One study found that dogs can play one of three roles or all three: as a projection of the human-self, where the dog facilitates interactions with other people and where the dog is anthropomorphised and serves as a “human companion”. In the latter function, the dog is seen more as a person and less as an animal. They can be perceived as a child surrogate or part of the family with whom they can communicate as if communicating with a human family member. Several studies have equated the human-to-dog relationship with that of a child with family-member status.
People who think of the dog as a human are more likely to communicate in ‘doggerel’ and make better attempts to understand dog communications.

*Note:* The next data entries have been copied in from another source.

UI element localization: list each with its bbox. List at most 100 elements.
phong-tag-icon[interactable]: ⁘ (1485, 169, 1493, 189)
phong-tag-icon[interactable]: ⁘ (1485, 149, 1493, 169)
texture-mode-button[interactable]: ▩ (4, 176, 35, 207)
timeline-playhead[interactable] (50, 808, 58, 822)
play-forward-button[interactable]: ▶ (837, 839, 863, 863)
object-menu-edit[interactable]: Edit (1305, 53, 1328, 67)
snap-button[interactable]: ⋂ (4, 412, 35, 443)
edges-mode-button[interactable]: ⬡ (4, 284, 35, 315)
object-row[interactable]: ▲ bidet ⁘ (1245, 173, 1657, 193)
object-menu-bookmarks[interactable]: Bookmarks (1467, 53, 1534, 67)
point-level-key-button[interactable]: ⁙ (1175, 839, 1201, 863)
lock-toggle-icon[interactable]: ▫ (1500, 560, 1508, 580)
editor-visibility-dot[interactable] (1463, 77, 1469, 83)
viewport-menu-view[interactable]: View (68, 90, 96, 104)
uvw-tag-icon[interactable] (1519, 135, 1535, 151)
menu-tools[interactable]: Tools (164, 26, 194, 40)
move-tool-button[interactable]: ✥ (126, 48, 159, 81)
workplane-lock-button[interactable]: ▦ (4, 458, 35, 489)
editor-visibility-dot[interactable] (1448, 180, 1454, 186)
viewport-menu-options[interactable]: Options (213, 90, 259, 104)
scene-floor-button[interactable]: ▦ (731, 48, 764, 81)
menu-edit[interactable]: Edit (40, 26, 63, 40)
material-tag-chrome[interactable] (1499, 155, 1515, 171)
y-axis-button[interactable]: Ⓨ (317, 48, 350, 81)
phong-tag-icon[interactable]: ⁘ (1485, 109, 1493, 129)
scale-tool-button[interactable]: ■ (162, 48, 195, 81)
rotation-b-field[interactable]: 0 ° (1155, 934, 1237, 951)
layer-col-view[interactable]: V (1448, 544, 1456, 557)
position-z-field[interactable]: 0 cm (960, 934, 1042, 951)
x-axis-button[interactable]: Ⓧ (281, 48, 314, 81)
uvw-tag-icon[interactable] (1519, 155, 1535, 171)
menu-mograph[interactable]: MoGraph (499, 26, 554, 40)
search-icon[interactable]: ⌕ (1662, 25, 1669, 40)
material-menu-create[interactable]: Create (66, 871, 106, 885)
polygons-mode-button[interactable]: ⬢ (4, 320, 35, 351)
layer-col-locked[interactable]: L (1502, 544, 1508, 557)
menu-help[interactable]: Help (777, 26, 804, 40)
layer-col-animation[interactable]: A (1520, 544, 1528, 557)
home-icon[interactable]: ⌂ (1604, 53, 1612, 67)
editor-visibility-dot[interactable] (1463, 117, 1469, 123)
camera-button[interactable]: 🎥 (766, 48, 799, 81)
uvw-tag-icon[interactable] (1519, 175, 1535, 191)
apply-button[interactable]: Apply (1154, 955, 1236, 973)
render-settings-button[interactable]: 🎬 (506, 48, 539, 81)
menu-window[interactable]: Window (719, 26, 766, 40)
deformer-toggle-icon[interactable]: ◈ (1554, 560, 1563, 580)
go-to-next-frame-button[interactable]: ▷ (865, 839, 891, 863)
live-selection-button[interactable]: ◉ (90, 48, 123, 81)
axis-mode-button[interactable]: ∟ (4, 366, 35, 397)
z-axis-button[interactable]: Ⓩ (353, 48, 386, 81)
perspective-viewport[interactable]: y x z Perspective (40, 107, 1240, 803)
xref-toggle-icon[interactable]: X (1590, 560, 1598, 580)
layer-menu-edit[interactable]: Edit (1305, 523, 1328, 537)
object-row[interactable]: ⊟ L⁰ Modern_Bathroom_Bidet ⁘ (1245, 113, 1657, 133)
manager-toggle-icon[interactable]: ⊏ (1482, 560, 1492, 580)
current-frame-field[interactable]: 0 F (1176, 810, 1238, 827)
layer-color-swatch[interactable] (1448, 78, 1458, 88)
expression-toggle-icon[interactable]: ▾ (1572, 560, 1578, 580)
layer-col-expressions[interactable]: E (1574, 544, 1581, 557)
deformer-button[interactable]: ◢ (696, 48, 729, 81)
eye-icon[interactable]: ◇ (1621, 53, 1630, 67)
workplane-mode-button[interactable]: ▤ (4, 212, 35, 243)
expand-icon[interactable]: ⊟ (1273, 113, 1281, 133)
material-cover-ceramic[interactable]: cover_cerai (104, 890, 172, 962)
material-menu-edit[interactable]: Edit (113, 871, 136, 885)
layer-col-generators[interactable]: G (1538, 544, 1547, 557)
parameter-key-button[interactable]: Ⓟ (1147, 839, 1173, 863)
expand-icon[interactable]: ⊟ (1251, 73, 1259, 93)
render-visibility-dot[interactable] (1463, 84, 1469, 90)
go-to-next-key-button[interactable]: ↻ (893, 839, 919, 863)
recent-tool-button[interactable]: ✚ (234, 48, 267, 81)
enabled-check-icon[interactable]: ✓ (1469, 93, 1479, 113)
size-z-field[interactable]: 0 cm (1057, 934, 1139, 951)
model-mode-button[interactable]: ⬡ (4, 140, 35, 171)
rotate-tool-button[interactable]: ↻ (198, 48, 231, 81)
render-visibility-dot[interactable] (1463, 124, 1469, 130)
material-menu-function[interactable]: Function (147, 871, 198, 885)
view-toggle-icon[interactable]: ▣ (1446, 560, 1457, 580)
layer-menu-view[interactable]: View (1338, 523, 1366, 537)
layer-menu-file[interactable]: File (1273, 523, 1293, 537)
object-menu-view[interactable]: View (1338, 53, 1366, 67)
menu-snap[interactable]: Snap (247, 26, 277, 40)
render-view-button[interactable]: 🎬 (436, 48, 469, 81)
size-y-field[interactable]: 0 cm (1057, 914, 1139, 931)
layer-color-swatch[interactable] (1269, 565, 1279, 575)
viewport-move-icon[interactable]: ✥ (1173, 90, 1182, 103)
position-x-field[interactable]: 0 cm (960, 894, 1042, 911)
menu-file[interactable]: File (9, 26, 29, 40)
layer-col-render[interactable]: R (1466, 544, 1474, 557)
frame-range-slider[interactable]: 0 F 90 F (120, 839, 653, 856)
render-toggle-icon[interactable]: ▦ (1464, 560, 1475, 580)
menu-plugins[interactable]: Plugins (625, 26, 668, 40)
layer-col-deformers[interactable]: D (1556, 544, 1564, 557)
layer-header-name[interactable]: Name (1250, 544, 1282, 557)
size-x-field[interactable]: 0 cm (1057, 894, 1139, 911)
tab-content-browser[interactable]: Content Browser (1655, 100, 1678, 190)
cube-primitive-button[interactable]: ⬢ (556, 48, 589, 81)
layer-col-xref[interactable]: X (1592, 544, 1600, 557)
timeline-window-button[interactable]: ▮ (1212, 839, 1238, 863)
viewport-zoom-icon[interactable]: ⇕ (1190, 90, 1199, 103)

One study (‘Understanding dog–human companionship’) found that women are more likely to anthropomorphise their dogs. Participants in the study who were in the over-65 group scored lowest in humanising their dog.
Dog owners without children surprisingly “have a higher dog-orientated self-concept”. They are more likely to see their dogs as animal companions than as children.
People with some sort of college education or more likely to humanise their dogs and have a higher level of symbiotic relationship (mutually beneficial) compared to people with no college experience. Symbiosis and humanising dogs go together, I guess.
And when a person lives with a dog for longer than 10 years, they have they “highest scores on the dimensions of symbiotic relationship and anthropomorphism”. In other words, the longer you live with your dog the more likely it is to be genuinely symbiotic which leads to seeing your dog as a human family member. That is unsurprising. In fact, it is entirely to be expected.
Another study (‘An Examination of the Relations between Social Support, Anthropomorphism and Stress Among Dog Owners’) assessed whether humanising a dog companion helped to relieve stress in the owner. They found that dog owners who thought they received low levels of social support were more likely to “engage in high levels of anthropomorphic behaviour”.
I take this to mean that when a dog owner feels isolated, perhaps doesn’t have that many friends and doesn’t receive the support of a family they are more likely to turn to their dog companion as a family member and for support.
Set against that these findings they also found that some cases, albeit a small percentage, when an owner humanised their dog companion it can cause stress. I’m going to try and interpret this as well. This may occur for a number reasons but one of them might be that when a person anthropomorphises their dog, they expect them to behave like a human. Their expectations about their dog’s behaviour become misplaced. They might be disappointed. This can lead to stress in the human and perhaps in the dog as well.